Lin Lefeng 林乐丰

Personal information
- Full name: 林乐丰
- Date of birth: October 16, 1955 (age 70)
- Place of birth: Dalian, Liaoning, China
- Height: 1.80 m (5 ft 11 in)
- Position: Defender

Youth career
- 1972–1973: Liaoning FC

Senior career*
- Years: Team / Apps / (Gls)
- 1974–1977: Liaoning FC
- 1986: Shenyang Army

International career
- 1977–1985: China / 63 / (3)

Managerial career
- 1999: Chongqing Hongyan
- 2000: Zhejiang Green Town (team manager)
- 2004: Dalian Shide (caretaker)
- 2006: Dalian Shide (caretaker)

Medal record
Men's football
Representing China
AFC Asian Cup
| Silver medal – second place | 1984 Singapore | Team |
Asian Games
| Bronze medal – third place | 1978 Bangkok | Football |

= Lin Lefeng =

Chinese footballer

Lin Lefeng (林乐丰 (Lín Lèfēng); born October 16, 1955, in Dalian, Liaoning) is a Chinese former international football player. Since retiring he has worked for a number of Chinese football clubs where he has served as a coach, manager, general manager. He was the chairman of Dalian Transcendence and Dalian Yifang.

==Playing career==
Lin Lefeng started his football career with Liaoning FC before being called up to the Chinese national team where he would establish himself within squad by playing a vital part during the Football at the 1978 Asian Games where he aided the team to a third-place finish.

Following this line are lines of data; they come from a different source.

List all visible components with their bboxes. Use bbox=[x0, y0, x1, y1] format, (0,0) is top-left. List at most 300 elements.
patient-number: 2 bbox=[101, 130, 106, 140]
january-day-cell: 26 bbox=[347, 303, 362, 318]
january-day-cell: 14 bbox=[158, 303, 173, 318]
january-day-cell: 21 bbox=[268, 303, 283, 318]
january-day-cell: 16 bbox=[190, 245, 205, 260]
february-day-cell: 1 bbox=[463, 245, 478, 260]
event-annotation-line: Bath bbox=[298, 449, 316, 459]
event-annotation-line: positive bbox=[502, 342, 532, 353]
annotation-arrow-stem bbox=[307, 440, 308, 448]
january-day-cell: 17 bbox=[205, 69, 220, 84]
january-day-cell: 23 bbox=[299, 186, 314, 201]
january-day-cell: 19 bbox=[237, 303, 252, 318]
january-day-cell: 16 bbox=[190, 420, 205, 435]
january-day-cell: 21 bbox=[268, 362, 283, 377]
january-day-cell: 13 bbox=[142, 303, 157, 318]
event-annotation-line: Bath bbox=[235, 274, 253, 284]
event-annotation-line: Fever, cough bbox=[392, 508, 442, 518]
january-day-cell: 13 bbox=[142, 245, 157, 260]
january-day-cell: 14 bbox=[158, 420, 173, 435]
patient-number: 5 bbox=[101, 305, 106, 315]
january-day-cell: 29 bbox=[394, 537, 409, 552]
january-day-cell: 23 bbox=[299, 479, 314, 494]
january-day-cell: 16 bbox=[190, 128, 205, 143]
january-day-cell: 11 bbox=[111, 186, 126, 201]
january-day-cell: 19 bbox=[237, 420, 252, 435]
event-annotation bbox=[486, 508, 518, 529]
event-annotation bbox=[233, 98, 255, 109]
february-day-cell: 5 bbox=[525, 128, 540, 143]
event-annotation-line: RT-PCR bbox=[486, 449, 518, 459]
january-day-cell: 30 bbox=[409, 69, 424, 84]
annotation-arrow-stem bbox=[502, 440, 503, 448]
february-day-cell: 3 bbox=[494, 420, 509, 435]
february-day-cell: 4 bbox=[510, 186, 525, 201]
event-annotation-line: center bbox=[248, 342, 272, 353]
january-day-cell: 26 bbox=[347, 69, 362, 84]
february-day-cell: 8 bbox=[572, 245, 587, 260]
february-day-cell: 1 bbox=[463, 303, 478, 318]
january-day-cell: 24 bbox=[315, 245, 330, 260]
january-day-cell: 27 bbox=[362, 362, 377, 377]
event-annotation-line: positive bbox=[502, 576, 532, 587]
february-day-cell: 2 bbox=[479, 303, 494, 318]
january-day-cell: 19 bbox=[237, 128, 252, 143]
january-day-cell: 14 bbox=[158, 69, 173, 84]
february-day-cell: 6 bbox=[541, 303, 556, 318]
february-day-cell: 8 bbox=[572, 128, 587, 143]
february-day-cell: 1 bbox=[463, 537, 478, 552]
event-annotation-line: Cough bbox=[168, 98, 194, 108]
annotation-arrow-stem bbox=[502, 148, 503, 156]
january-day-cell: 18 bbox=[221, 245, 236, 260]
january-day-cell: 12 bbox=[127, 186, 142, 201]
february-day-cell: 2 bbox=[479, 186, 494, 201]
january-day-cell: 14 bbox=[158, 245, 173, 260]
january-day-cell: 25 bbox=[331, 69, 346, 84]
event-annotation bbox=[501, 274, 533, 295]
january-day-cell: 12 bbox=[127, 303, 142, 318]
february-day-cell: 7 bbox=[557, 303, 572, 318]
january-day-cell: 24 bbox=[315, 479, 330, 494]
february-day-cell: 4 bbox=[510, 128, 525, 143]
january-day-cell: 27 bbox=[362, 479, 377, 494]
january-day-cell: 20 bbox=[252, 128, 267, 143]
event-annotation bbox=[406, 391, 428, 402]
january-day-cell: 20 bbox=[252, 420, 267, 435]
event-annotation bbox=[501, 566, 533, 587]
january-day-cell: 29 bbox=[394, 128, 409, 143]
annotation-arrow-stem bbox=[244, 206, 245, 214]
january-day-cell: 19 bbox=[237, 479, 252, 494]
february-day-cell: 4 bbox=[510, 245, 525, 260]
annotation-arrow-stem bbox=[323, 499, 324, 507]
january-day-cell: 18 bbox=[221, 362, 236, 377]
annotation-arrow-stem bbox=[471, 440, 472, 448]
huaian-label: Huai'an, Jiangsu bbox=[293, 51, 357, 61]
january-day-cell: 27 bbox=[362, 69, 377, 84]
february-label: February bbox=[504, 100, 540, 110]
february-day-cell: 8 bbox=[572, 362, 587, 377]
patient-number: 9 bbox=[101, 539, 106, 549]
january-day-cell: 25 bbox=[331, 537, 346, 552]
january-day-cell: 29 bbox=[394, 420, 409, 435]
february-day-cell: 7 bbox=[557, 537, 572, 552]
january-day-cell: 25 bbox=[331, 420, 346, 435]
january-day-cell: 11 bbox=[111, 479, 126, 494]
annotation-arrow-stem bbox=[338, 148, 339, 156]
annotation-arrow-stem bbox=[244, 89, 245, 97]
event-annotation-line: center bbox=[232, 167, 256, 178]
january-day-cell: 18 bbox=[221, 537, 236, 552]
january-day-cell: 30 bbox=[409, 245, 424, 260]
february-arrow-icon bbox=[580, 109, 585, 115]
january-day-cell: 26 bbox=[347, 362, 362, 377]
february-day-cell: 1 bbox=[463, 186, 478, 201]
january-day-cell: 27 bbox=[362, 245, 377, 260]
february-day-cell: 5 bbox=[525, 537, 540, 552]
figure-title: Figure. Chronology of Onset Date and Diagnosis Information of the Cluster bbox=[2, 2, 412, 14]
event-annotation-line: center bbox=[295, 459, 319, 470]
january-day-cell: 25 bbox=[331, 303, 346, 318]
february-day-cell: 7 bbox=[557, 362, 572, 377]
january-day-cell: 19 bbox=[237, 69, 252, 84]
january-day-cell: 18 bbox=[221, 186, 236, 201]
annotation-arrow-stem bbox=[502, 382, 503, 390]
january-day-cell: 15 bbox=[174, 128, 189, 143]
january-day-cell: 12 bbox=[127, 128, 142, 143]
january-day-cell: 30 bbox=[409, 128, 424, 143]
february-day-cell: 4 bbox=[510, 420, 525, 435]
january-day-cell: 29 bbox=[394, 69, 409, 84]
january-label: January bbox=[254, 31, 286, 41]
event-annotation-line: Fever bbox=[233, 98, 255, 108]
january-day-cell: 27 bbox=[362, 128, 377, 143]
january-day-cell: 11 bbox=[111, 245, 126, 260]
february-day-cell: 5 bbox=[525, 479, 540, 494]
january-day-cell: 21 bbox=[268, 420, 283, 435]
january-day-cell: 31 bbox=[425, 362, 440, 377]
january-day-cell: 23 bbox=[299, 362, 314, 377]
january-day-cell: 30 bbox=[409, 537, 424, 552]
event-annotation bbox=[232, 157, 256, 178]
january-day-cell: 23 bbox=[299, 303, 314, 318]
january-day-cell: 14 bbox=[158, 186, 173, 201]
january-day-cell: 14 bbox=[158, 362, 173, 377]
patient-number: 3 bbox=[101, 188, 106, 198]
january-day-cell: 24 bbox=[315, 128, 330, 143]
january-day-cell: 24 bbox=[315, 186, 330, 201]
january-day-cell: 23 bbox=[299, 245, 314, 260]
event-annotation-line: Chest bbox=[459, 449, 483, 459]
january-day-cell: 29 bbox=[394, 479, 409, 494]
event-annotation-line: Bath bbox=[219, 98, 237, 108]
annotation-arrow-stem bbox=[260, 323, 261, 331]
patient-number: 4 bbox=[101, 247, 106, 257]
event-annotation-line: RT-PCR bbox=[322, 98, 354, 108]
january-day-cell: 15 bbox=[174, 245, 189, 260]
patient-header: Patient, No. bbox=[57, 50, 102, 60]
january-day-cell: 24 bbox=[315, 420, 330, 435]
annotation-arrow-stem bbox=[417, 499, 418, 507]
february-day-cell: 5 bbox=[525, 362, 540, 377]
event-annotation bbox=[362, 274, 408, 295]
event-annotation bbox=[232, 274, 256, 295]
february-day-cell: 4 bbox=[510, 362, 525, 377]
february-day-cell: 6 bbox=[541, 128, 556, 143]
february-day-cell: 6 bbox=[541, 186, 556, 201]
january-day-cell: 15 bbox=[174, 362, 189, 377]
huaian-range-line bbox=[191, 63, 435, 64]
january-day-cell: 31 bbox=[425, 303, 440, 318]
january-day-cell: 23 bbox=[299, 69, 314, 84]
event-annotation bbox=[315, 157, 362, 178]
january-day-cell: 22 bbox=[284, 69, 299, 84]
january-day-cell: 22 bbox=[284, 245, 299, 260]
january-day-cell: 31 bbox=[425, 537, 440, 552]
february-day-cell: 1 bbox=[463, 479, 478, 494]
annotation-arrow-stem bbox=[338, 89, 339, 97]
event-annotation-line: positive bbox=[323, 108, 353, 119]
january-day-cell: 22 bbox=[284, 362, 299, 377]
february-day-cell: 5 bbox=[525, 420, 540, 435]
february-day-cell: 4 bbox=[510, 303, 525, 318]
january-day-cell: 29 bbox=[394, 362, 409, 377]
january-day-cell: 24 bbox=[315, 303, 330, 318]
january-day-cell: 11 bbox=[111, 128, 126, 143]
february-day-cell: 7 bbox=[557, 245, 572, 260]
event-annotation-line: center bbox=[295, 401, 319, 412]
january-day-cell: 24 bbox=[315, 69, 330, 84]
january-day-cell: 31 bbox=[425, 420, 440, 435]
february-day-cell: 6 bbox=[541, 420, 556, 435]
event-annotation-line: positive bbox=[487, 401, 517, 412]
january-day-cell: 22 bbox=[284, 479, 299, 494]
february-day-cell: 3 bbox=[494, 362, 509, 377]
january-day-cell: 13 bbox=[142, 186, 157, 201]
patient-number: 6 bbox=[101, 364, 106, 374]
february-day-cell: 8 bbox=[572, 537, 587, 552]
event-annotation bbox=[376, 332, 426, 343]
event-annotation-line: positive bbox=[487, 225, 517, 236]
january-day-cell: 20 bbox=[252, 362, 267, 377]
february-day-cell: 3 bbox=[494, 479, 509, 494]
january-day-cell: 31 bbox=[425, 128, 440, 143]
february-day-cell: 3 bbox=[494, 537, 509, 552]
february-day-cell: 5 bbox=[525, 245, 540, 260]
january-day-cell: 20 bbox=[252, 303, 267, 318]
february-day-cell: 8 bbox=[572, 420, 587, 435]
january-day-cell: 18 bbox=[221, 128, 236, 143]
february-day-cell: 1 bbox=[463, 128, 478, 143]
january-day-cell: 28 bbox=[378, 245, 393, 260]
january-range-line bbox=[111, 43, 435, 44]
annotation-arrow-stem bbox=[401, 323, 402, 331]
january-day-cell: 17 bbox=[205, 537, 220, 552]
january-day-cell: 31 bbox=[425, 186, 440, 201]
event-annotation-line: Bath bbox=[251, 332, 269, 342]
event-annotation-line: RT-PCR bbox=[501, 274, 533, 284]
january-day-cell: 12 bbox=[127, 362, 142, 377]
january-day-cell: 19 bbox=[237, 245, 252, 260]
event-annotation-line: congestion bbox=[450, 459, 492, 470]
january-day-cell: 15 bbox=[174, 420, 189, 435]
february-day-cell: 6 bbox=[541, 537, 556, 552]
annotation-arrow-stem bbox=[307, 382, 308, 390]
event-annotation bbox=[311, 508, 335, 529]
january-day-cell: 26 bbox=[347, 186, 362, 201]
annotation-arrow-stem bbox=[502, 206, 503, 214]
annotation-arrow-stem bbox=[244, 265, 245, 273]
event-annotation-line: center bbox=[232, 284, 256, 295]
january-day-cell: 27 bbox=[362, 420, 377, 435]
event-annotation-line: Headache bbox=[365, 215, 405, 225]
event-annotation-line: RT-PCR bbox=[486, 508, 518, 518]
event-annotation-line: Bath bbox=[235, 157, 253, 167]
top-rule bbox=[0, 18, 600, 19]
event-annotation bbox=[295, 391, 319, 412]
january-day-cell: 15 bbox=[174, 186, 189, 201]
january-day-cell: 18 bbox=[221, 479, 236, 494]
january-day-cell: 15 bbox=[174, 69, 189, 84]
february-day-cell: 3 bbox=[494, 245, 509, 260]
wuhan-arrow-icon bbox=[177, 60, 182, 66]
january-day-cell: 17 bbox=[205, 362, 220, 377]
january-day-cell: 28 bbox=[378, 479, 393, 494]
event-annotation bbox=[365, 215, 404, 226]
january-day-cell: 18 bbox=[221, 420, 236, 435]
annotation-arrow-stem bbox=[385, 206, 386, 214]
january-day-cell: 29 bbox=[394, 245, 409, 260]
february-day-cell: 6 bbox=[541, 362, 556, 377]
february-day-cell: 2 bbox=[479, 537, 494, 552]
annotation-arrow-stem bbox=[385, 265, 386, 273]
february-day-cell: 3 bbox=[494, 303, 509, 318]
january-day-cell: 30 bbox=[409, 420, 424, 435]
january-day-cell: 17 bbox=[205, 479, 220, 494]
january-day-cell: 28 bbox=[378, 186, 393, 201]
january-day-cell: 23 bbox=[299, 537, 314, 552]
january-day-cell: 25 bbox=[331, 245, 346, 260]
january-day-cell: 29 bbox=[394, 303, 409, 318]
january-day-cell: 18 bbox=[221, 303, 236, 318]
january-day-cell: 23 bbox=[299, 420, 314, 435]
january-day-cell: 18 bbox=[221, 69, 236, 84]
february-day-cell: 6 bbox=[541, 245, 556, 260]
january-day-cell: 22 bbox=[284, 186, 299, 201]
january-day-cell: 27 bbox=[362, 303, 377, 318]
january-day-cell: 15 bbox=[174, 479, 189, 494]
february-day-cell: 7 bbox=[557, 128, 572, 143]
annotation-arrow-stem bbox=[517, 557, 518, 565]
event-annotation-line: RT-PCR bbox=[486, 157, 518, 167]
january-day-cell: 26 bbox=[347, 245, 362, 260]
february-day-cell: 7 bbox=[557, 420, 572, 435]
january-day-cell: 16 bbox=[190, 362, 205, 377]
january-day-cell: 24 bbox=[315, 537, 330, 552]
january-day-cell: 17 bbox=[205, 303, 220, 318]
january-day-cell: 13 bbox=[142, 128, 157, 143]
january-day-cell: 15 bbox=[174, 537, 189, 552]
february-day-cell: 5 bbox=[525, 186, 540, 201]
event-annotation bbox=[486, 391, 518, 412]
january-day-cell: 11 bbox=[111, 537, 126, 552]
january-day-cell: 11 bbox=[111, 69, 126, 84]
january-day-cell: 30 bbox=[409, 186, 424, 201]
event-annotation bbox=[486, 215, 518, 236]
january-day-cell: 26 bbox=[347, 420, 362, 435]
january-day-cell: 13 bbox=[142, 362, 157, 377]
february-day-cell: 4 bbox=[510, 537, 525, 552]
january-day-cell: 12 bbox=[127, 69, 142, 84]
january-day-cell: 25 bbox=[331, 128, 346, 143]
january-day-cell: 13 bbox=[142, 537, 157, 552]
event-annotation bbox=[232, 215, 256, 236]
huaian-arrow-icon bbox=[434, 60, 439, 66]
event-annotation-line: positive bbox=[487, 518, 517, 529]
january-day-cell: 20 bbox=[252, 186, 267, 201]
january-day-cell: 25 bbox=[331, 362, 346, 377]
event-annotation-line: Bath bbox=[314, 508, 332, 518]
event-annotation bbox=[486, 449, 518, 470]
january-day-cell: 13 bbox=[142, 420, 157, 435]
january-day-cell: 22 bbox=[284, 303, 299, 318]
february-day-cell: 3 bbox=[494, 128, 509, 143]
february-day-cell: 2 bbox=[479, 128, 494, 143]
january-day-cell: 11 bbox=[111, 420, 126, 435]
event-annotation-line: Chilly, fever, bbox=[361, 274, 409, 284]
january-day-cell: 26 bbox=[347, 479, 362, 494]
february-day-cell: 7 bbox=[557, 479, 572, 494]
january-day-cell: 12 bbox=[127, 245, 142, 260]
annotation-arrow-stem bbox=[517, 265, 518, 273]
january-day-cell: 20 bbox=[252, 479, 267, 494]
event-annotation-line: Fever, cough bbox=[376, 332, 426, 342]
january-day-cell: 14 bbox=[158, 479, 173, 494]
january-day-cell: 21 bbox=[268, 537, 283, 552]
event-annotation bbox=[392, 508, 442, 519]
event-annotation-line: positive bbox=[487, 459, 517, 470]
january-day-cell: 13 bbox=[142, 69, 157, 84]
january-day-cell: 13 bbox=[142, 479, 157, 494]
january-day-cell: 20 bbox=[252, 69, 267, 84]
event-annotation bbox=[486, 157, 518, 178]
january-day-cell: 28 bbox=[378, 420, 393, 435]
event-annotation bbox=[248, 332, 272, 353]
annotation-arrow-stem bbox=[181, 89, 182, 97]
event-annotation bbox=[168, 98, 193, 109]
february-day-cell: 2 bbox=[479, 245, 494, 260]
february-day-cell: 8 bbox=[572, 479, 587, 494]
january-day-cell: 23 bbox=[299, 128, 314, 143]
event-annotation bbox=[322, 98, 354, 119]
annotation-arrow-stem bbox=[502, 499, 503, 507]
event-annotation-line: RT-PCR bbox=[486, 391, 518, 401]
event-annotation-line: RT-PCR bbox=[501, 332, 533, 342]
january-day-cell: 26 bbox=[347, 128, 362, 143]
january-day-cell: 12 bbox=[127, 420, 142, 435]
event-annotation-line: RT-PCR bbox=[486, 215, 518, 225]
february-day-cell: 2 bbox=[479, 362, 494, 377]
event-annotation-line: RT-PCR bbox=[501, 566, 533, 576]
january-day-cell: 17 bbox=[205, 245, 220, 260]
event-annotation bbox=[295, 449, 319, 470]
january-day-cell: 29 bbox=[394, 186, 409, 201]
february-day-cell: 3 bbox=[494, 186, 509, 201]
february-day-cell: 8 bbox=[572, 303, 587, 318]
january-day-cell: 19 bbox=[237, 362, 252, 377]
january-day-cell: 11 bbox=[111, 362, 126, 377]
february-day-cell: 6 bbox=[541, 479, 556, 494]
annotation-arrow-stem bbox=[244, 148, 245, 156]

A firm regular within the national team for the next several years his greatest achievement came when he aided the team to a runners-up position at the 1984 AFC Asian Cup where China lost to Saudi Arabia 2-0 in the final. His international career, however would end with great disappointment when China lost 2–1 to Hong Kong in a vital qualifier for the 1986 FIFA World Cup, which knocked China out of the qualification. Lin Lefeng would then move to the Shenyang Army football team before he would end his playing career.

==Management career==
After his retirement from playing Lin Lefeng would move to Italy to study for his coaching badges before returning to China when in 1998 he would take the management position offered at second tier club Chongqing Hongyan. His reign at leading the club throughout the 1999 league season would turn out to be a disaster when saw the team relegated at the end of the season and he would be dismissed for his poor record at the end of the season.
He would take a position as a team leader and coach at the newly formed Zhejiang Green Town for a short period; however, it was when he was offered a position upstairs at Dalian Shide as the deputy general manager did he actually achieve success, winning promotion after promotion until he became the vice president of the club.
Leaving after seven years, he would return to Zhejiang Green Town where he was given the deputy general manager position before being promoted to the general manager. One of his first moves would be to hire Zhou Suian as the club's permanent manager; however, this turned out be an unsuccessful move, and Zhou was sacked with Lin Lefeng during the 2009 league season after a string of unsuccessful results.
During 2010 Lin would return to his hometown club of Liaoning when he was offered the chance to become the club's vice president.
At the beginning of 2016, Lin Lefeng became the chairman of Dalian Transcendence, a newly founded club promoted from China League Two.
On July 5, 2016, Lin Lefeng was announced as the new chairman of Dalian Yifang, replacing Shi Xueqing.

In 2017, Lin was employed by Chinese Football Association, Lin worked for the national team management section.